Airstrikes against ISIS targets
in northern Syria are bound to increase the flood
of refugees at a time when nighttime
temperatures are dropping quickly.
(BGR photo)

Syria (MNN/BP) — It’s something that has been feared for weeks. But, it looks as though Islamic State (IS) jihadists are taking even more ground. The Islamic State flag was hoisted over a building in Kobani, a Syrian town along the Turkey border. IS and Kurdish forces have been fighting over the city in recent days.

According to reports, President Erdogan of Turkey believes the border town doesn’t stand a chance, despite United States-led airstrikes against the fighters. Many experts say Turkey won’t be getting involved because Turkey views Kurdish fighters as more of a threat to Turkey than IS jihadists.

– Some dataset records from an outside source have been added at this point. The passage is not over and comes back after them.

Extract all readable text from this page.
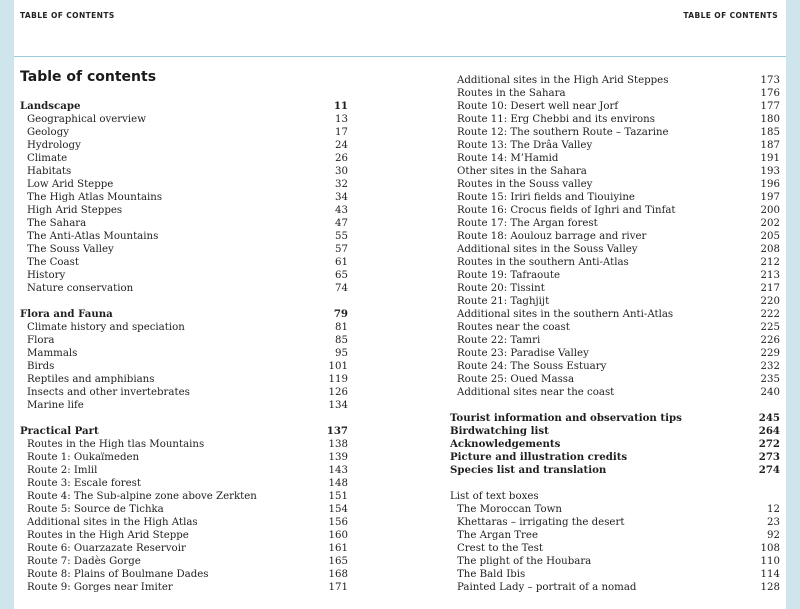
TABLE OF CONTENTS	TABLE OF CONTENTS
Table of contents
Landscape	11
Geographical overview	13
Geology	17
Hydrology	24
Climate	26
Habitats	30
Low Arid Steppe	32
The High Atlas Mountains	34
High Arid Steppes	43
The Sahara	47
The Anti-Atlas Mountains	55
The Souss Valley	57
The Coast	61
History	65
Nature conservation	74
Flora and Fauna	79
Climate history and speciation	81
Flora	85
Mammals	95
Birds	101
Reptiles and amphibians	119
Insects and other invertebrates	126
Marine life	134
Practical Part	137
Routes in the High tlas Mountains	138
Route 1: Oukaïmeden	139
Route 2: Imlil	143
Route 3: Escale forest	148
Route 4: The Sub-alpine zone above Zerkten	151
Route 5: Source de Tichka	154
Additional sites in the High Atlas	156
Routes in the High Arid Steppe	160
Route 6: Ouarzazate Reservoir	161
Route 7: Dadès Gorge	165
Route 8: Plains of Boulmane Dades	168
Route 9: Gorges near Imiter	171
Additional sites in the High Arid Steppes	173
Routes in the Sahara	176
Route 10: Desert well near Jorf	177
Route 11: Erg Chebbi and its environs	180
Route 12: The southern Route – Tazarine	185
Route 13: The Drâa Valley	187
Route 14: M’Hamid	191
Other sites in the Sahara	193
Routes in the Souss valley	196
Route 15: Iriri fields and Tiouiyine	197
Route 16: Crocus fields of Ighri and Tinfat	200
Route 17: The Argan forest	202
Route 18: Aoulouz barrage and river	205
Additional sites in the Souss Valley	208
Routes in the southern Anti-Atlas	212
Route 19: Tafraoute	213
Route 20: Tissint	217
Route 21: Taghjijt	220
Additional sites in the southern Anti-Atlas	222
Routes near the coast	225
Route 22: Tamri	226
Route 23: Paradise Valley	229
Route 24: The Souss Estuary	232
Route 25: Oued Massa	235
Additional sites near the coast	240
Tourist information and observation tips	245
Birdwatching list	264
Acknowledgements	272
Picture and illustration credits	273
Species list and translation	274
List of text boxes
The Moroccan Town	12
Khettaras – irrigating the desert	23
The Argan Tree	92
Crest to the Test	108
The plight of the Houbara	110
The Bald Ibis	114
Painted Lady – portrait of a nomad	128
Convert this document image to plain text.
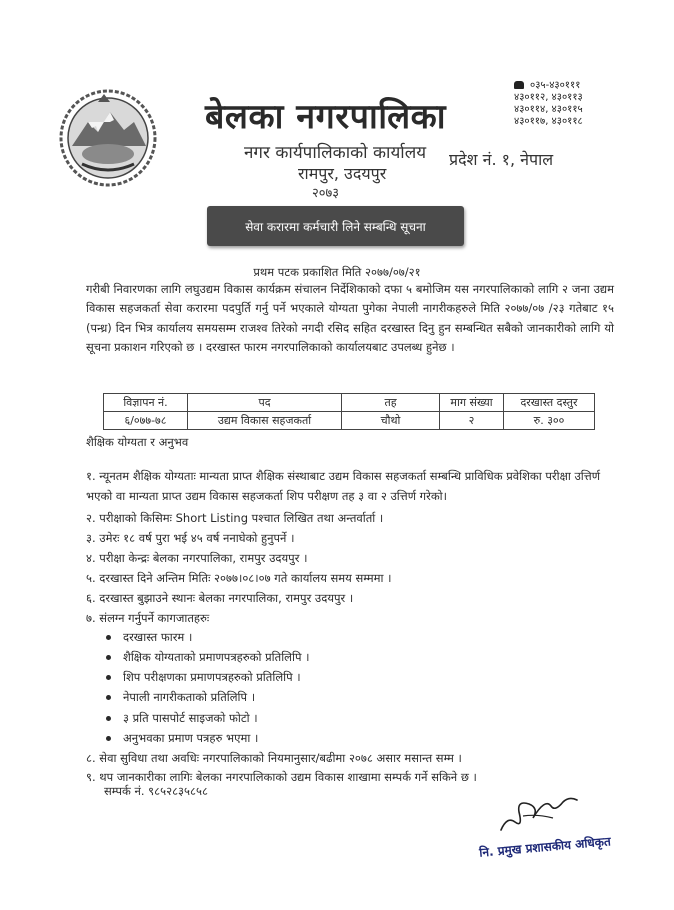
बेलका नगरपालिका
नगर कार्यपालिकाको कार्यालय
रामपुर, उदयपुर
२०७३
प्रदेश नं. १, नेपाल
०३५-४३०१११
४३०११२, ४३०११३
४३०११४, ४३०११५
४३०११७, ४३०११८
सेवा करारमा कर्मचारी लिने सम्बन्धि सूचना
प्रथम पटक प्रकाशित मिति २०७७/०७/२१
गरीबी निवारणका लागि लघुउद्यम विकास कार्यक्रम संचालन निर्देशिकाको दफा ५ बमोजिम यस नगरपालिकाको लागि २ जना उद्यम विकास सहजकर्ता सेवा करारमा पदपुर्ति गर्नु पर्ने भएकाले योग्यता पुगेका नेपाली नागरीकहरुले मिति २०७७/०७ /२३ गतेबाट १५ (पन्ध्र) दिन भित्र कार्यालय समयसम्म राजश्व तिरेको नगदी रसिद सहित दरखास्त दिनु हुन सम्बन्धित सबैको जानकारीको लागि यो सूचना प्रकाशन गरिएको छ । दरखास्त फारम नगरपालिकाको कार्यालयबाट उपलब्ध हुनेछ ।
विज्ञापन नं.	पद	तह	माग संख्या	दरखास्त दस्तुर
६/०७७-७८	उद्यम विकास सहजकर्ता	चौथो	२	रु. ३००
शैक्षिक योग्यता र अनुभव
१. न्यूनतम शैक्षिक योग्यताः मान्यता प्राप्त शैक्षिक संस्थाबाट उद्यम विकास सहजकर्ता सम्बन्धि प्राविधिक प्रवेशिका परीक्षा उत्तिर्ण भएको वा मान्यता प्राप्त उद्यम विकास सहजकर्ता शिप परीक्षण तह ३ वा २ उत्तिर्ण गरेको।
२. परीक्षाको किसिमः Short Listing पश्चात लिखित तथा अन्तर्वार्ता ।
३. उमेरः १८ वर्ष पुरा भई ४५ वर्ष ननाघेको हुनुपर्ने ।
४. परीक्षा केन्द्रः बेलका नगरपालिका, रामपुर उदयपुर ।
५. दरखास्त दिने अन्तिम मितिः २०७७।०८।०७ गते कार्यालय समय सम्ममा ।
६. दरखास्त बुझाउने स्थानः बेलका नगरपालिका, रामपुर उदयपुर ।
७. संलग्न गर्नुपर्ने कागजातहरुः
दरखास्त फारम ।
शैक्षिक योग्यताको प्रमाणपत्रहरुको प्रतिलिपि ।
शिप परीक्षणका प्रमाणपत्रहरुको प्रतिलिपि ।
नेपाली नागरीकताको प्रतिलिपि ।
३ प्रति पासपोर्ट साइजको फोटो ।
अनुभवका प्रमाण पत्रहरु भएमा ।
८. सेवा सुविधा तथा अवधिः नगरपालिकाको नियमानुसार/बढीमा २०७८ असार मसान्त सम्म ।
९. थप जानकारीका लागिः बेलका नगरपालिकाको उद्यम विकास शाखामा सम्पर्क गर्ने सकिने छ ।
सम्पर्क नं. ९८५२८३५८५८
नि. प्रमुख प्रशासकीय अधिकृत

More bad news? The most recent fighting and on-going airstrikes will worsen an already heart-breaking refugee crisis.

According to Baptist Press, over just three days last week, at least 130,000 new Syrian refugees flooded across the border into Turkey because of an ISIS offensive in their hometowns. More than 3 million officially-registered refugees have been driven out of the country over the four years of crisis in Syria.

“The current strikes inside Syria are bound to increase the already overwhelming flood of displaced people fleeing to find safety,” said a man we’ll call Don Alan. “Families desiring safety for their children will look for places that are safe and quiet.”

Southern Baptist Convention President Ronnie Floyd called on Southern Baptists to pray for beleaguered Christians in Iraq and Syria just hours before news of the airstrikes broke.

“Perhaps you know, or maybe you don’t, but currently in Iraq and Syria we are witnessing a once-in-a-thousand-year destruction of the Christian church. A modern book of martyrs is being written,” Floyd said. “We need to elevate before our churches the international crisis in Iraq and Syria.

“Pastors and Christian leaders, educate yourself and speak up on behalf of these brothers and sisters in your churches and on social media. Don’t let the world ignore this,” Floyd said. “I call upon each of us tonight as Southern Baptists to be a voice that resounds loudly and clearly about this issue.”

Alan echoed Floyd’s call to prayer for suffering refugees–among whom Christians are a minority–and the workers risking their lives to help them.

“We should be challenged not only to increase our prayers, but also to be broken for the continued challenges faced by those being impacted by the fighting and bombings going in their country,” Alan said.

“Pray for courage as we continue to minister and share the love of Christ in the midst of such turmoil,” Alan added. “We know that the Lord’s desire is that not one should perish without having a chance to hear the Good News, that there can be peace on earth in the midst of such traumatic events. May we not grow weary.”